Aquilina Celia Casañas Howell (May 3, 1917 – January 13, 2000) was the first woman to serve as Assistant Superintendent of Leon County Schools, serving from 1981 until her retirement in 1985. Howell is credited as the driving force behind the peaceful desegregation of Tallahassee's public schools, using her consensus building skills to unite disparate groups.

==Early life and education==
Aquilina Casañas was the eldest of four children born to Aurelio and Madeline Taylor Casañas, who resided at 442 West Georgia Street in Tallahassee, Florida. Her birth home, the Lewis and Lucretia Taylor House has been placed on the National Register of Historic Places.

She received her formal education in the public schools of Leon County, earning a BA Degree from Florida Agricultural and Mechanical University in 1938, and an MEd Degree from New York University in 1956. She completed further study at Boston University and the University of Chicago.

Casañas married Samuel Felton Howell on December 20, 1941. Their children were Carmen Felton Howell Ferguson, and the late Sonya Lena Howell Bradford (died 2014).

==Career==
Aquilina Howell's career as a social studies, Spanish, and English teacher, guidance counselor, educational supervisor and administrator spanned over forty-three years where she provided outstanding leadership and guidance to students, teachers, and administrators. She settled disputes among school administrators, advised civic leaders, and negotiated with angry parents who did not want their children to attend a Black school, ultimately guiding the Tallahassee community through the often thorny path of school integration in the 1960s and 1970s. At her retirement, she held the honor of being the first female ever to be appointed to Assistant Superintendent in the Leon County School District.

==Legacy and honors==
In appreciation for her resourcefulness in the school district and community at large, the Leon County School Board named and dedicated the Aquilina C. Howell Instructional Services Center in her honor on November 28, 1995.

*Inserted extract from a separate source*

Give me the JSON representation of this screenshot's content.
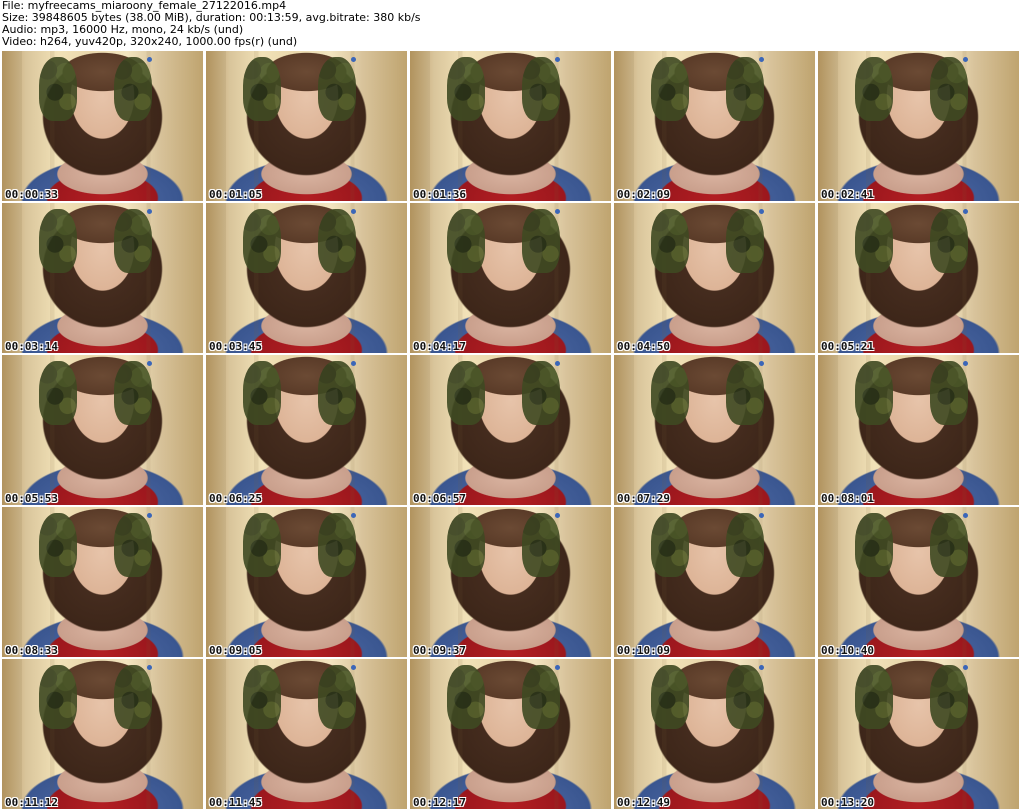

Additionally, Howell, along with three other devoted citizens of the Tallahassee community, was honored in the naming of the Carter-Howell-Strong Park on February 20, 1993, where she was known for her leadership, commitment, and service to her birthplace, affectionately known as Frenchtown. On December 11, 2009, Aquilina Howell Street was dedicated to her memory.

==Death==
Howell died on January 13, 2000, at Tallahassee Memorial Healthcare after an extended illness, which began with a stroke in 1995. She was 82.